Artist Statement
Rabindranath Tagore’s “Where the Mind Is Without Fear” is memorized by most elementary school children in India. Forty years after I first learned it, the words roll off my tongue naturally. Like most things memorized in childhood, the meaning reveals itself over time. It is a hopeful poem. Similar to Langston Hughes’ Let America Be America Again, it points to the ideals of a nation and the labor demanded of us while working toward this goal.

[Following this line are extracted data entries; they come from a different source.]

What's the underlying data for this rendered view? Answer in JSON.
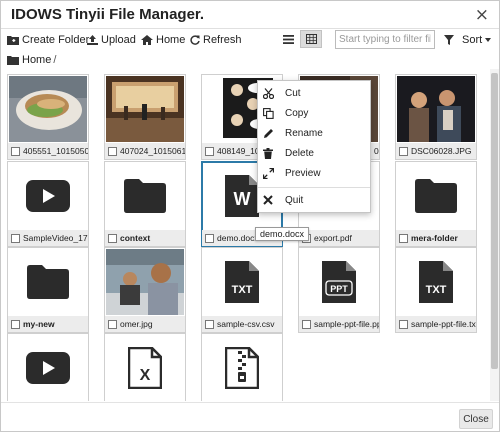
{
  "dialog": {
    "title": "IDOWS Tinyii File Manager.",
    "close_symbol": "×"
  },
  "toolbar": {
    "create_folder": "Create Folder",
    "upload": "Upload",
    "home": "Home",
    "refresh": "Refresh",
    "filter_placeholder": "Start typing to filter files.",
    "sort": "Sort"
  },
  "breadcrumb": {
    "root": "Home",
    "separator": "/"
  },
  "files": [
    {
      "name": "405551_101505007",
      "kind": "photo-sandwich"
    },
    {
      "name": "407024_101506179",
      "kind": "photo-stage"
    },
    {
      "name": "408149_101",
      "kind": "photo-comic"
    },
    {
      "name": "07",
      "kind": "photo-dark"
    },
    {
      "name": "DSC06028.JPG",
      "kind": "photo-people"
    },
    {
      "name": "SampleVideo_176x1",
      "kind": "video-icon"
    },
    {
      "name": "context",
      "kind": "folder-icon"
    },
    {
      "name": "demo.docx",
      "kind": "word-icon"
    },
    {
      "name": "export.pdf",
      "kind": "blank"
    },
    {
      "name": "mera-folder",
      "kind": "folder-icon"
    },
    {
      "name": "my-new",
      "kind": "folder-icon"
    },
    {
      "name": "omer.jpg",
      "kind": "photo-cafe"
    },
    {
      "name": "sample-csv.csv",
      "kind": "txt-icon"
    },
    {
      "name": "sample-ppt-file.ppt",
      "kind": "ppt-icon"
    },
    {
      "name": "sample-ppt-file.txt",
      "kind": "txt-icon"
    },
    {
      "name": "",
      "kind": "video-icon"
    },
    {
      "name": "",
      "kind": "excel-icon"
    },
    {
      "name": "",
      "kind": "zip-icon"
    }
  ],
  "file_icon_labels": {
    "word": "W",
    "txt": "TXT",
    "ppt": "PPT",
    "excel": "X"
  },
  "context_menu": {
    "cut": "Cut",
    "copy": "Copy",
    "rename": "Rename",
    "delete": "Delete",
    "preview": "Preview",
    "quit": "Quit"
  },
  "tooltip": "demo.docx",
  "footer": {
    "close": "Close"
  },
  "colors": {
    "selected_border": "#2c7aa8",
    "caption_bg": "#ececec",
    "icon_dark": "#2b2b2b"
  }
}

Recent events with police violence, Black Lives Matter movement, healthcare disparity in the wake of COVID 19 etc., have compelled me to examine Tagore’s poem with renewed interest. We are in flux again. The flawed foundations of what seemed immovable and permanent are being called out and examined. Each brick of our society is being nudged, peeled, shoved, removed, dusted off and re-laid with an acknowledgement to truth and towards something stronger. For me, “The land that never has been yet” is also where “The mind is without fear “. The walls and boundaries within us need to shift first if we are to make any progress.
The work continues, one brick at a time, one small systemic change at a time. Progress is slow and although it may feel like “one step forward, two steps back”, that is what nation building is. A continual labor of love.
About the Artist
Nirmal Raja is an interdisciplinary artist living in Milwaukee, Wisconsin. She had lived in India, South Korea and Hong Kong before immigrating to the United States thirty years ago. She holds a BA in English Literature from St. Francis College in Hyderabad, India; a BFA from the Milwaukee Institute of Art and Design and an MFA from the University of Wisconsin Milwaukee. She has participated in solo and group shows in the Midwest, nationally and internationally. She is the recipient of several awards including “Graduate of The Decade” from University of Wisconsin, Milwaukee and the Mary L. Nohl Fellowship for Individual artists. She collaborates with other artists and strongly believes in investing energy into her immediate community while also considering the global. She curates exhibitions that bring people from different cultures and backgrounds together. She was a mentor at RedLine Milwaukee, a community arts incubator for six years and is now a mentor for the Milwaukee Artists Resource Network.